At a forum held on National Money Laundering Prevention Day, the manager of public utilities company Empresas Públicas de Medellín (EPM) stated that Justice Ministry figures show that 11 percent of Colombians are working on some level in illegal activites, El Colombiano reported. This would represent about 5.3 million people in 2015.

EPM Manager Jorge Londoño de La Cuesta added that the seizures of assets belonging to illegal groups amounted to 5 percent of Colombia’s gross domestic product (GDP). He did not specify which year this statistic referred to.

During the same event, Vice Minister for Criminal Policy and Restorative Justice Carlos Medina Ramírez stated that money laundering assets seized from criminal groups represented 2 percent of the country’s GDP, according to the United Nations Office on Drugs and Crime (UNODC).

Although Colombia’s financial industry has established policies, institutions and private sector prevention systems to tackle money laundering, Medina suggested new measures need to be taken.

To this effect, the Justice Ministry is reportedly presenting an urgent bill to congress that will allow for illegal assets to be seized more quickly, by easing requirements and speeding up proceedings.

This will include allowing seized assets to be sold immediately by the organization responsible for their administration (Sociedad de Activos Especiales – SAE), without prior need for a judge’s approval.
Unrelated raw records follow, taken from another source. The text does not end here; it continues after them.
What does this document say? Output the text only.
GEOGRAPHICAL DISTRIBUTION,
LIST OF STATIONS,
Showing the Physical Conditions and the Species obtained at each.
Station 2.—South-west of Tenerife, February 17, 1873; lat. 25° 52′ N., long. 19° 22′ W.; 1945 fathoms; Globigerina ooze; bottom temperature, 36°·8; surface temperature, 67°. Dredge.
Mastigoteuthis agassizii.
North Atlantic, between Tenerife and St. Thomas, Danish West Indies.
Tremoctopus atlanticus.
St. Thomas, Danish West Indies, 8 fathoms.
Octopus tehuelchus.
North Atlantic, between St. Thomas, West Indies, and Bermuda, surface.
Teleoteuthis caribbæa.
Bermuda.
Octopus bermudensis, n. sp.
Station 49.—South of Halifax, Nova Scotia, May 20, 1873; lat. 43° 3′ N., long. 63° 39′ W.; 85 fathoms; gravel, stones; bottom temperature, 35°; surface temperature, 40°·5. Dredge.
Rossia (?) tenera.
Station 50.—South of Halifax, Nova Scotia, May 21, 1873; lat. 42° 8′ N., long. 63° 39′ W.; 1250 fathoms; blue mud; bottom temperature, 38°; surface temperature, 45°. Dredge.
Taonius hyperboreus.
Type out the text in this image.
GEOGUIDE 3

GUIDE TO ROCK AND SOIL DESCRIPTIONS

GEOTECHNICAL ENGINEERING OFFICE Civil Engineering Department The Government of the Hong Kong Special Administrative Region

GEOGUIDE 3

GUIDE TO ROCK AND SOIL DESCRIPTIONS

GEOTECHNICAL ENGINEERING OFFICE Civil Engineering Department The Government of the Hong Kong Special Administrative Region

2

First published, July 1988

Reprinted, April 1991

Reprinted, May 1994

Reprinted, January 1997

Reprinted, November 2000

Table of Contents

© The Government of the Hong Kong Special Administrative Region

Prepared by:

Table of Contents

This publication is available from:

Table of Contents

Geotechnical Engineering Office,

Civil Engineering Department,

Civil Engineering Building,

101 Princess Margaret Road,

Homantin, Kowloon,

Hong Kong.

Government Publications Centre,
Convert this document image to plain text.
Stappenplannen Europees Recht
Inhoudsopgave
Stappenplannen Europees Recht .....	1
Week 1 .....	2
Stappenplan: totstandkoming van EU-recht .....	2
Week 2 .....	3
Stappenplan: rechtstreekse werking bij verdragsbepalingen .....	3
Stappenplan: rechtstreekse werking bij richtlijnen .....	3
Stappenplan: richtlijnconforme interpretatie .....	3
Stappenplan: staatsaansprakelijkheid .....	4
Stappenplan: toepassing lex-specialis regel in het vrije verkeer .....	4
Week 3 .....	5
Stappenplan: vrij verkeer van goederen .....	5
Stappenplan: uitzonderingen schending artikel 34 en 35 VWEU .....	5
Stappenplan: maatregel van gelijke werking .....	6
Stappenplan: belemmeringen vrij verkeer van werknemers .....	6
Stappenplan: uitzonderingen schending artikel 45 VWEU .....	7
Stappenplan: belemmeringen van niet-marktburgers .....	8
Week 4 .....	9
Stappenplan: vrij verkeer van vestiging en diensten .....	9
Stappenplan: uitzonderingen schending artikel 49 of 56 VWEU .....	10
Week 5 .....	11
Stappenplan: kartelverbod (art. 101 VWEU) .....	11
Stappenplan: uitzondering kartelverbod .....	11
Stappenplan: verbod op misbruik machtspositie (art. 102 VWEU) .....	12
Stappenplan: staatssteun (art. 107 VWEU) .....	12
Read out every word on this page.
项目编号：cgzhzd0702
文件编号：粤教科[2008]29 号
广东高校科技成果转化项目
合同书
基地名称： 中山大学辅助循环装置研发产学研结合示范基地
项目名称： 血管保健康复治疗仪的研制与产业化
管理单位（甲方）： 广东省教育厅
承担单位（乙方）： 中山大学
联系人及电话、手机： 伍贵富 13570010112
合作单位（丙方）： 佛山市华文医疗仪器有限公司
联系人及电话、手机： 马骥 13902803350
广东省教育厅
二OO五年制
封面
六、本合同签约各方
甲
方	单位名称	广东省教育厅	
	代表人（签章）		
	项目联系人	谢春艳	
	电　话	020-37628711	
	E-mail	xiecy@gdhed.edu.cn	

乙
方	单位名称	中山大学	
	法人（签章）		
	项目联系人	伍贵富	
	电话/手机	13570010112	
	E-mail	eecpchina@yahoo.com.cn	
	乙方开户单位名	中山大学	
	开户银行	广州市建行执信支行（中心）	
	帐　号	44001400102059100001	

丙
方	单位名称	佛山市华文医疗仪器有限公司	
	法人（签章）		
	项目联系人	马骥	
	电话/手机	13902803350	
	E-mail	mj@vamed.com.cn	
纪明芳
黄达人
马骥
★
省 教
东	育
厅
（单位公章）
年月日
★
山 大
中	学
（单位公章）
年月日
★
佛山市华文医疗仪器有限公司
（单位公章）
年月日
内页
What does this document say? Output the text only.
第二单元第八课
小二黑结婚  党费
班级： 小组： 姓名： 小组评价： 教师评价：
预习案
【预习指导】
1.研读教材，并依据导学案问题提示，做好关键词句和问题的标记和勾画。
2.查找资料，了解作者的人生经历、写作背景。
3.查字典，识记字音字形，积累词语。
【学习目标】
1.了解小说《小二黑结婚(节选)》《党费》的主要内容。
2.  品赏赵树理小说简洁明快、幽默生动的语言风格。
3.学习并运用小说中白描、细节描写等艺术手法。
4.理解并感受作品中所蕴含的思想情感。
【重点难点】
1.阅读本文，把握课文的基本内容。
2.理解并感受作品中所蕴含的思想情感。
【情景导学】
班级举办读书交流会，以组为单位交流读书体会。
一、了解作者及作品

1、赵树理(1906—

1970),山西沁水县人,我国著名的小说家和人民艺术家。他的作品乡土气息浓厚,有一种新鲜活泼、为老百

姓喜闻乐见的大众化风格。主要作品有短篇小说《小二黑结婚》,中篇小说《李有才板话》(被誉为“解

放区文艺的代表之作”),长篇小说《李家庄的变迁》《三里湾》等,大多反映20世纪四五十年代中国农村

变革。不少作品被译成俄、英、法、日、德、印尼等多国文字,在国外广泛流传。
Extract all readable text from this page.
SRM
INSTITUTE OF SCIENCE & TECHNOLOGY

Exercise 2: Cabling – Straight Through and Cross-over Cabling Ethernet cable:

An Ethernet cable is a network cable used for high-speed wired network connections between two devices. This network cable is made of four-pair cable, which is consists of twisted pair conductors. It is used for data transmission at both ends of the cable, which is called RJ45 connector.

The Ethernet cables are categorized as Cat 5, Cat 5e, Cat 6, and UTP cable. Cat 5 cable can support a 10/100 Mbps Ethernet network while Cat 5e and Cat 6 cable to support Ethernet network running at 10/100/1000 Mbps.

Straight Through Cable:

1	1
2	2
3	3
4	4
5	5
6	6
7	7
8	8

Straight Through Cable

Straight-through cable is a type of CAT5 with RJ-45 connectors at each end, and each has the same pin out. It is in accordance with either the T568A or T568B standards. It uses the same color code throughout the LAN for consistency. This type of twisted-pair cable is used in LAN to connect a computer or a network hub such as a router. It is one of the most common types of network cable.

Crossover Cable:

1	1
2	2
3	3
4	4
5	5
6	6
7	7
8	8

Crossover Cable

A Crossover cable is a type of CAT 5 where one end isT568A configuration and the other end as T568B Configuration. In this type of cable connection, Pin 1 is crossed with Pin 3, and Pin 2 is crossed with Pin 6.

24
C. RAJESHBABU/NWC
If a judge later finds the owner of the assets not guilty, a fund will be created to compensate them.

Mari Teteche, 42, right, cuts a marijuana plant grown in the mountains of Tacueyo, Cauca, Colombia, February 10, 2016.REUTERS /Jaime Saldarriaga
Mari Teteche, 42, right, cuts a marijuana plant grown in the mountains of Tacueyo, Cauca, Colombia, February 10, 2016.REUTERS /Jaime Saldarriaga

The concerning estimate that over 5 million Colombians are involved in illicit activities deserves some skepticism. The statistic received mixed responses from analysts consulted by InSight Crime; some found it oddly large, while others said that Colombia’s position as the world’s biggest cocaine producer and the underground economies that this generates make the numbers credible.

This raises the question of how such figures are reached. (The Justice Ministry did not immediately reply to a request for comment from InSight Crime regarding the agency’s methodology.) The estimate likely takes into account the large number of ordinary civilians playing crucial roles at many stages within criminal economies.

The UNODC estimates that more than 370,000 people participate in or are dependent on coca cultivations (pdf), while illegal mining and contraband are also huge illicit industries. Additionally, official statistics put the percentage of informal employment in urban areas at almost 50 percent.

Estimates on the breadth of Colombia’s illegal economy must be considered in the context of the peace process currently underway with the country’s largest guerrilla group, the Revolutionary Armed Forces of Colombia (Fuerzas Armadas Revolucionarias de Colombia – FARC). According to InSight Crime field research, the group controls the large majority of Colombia’s illegal coca industry, and should they demobilize they will need to be re-accommodated within the legal economy to prevent their 7,000 estimated members from continuing or returning to illegal activities.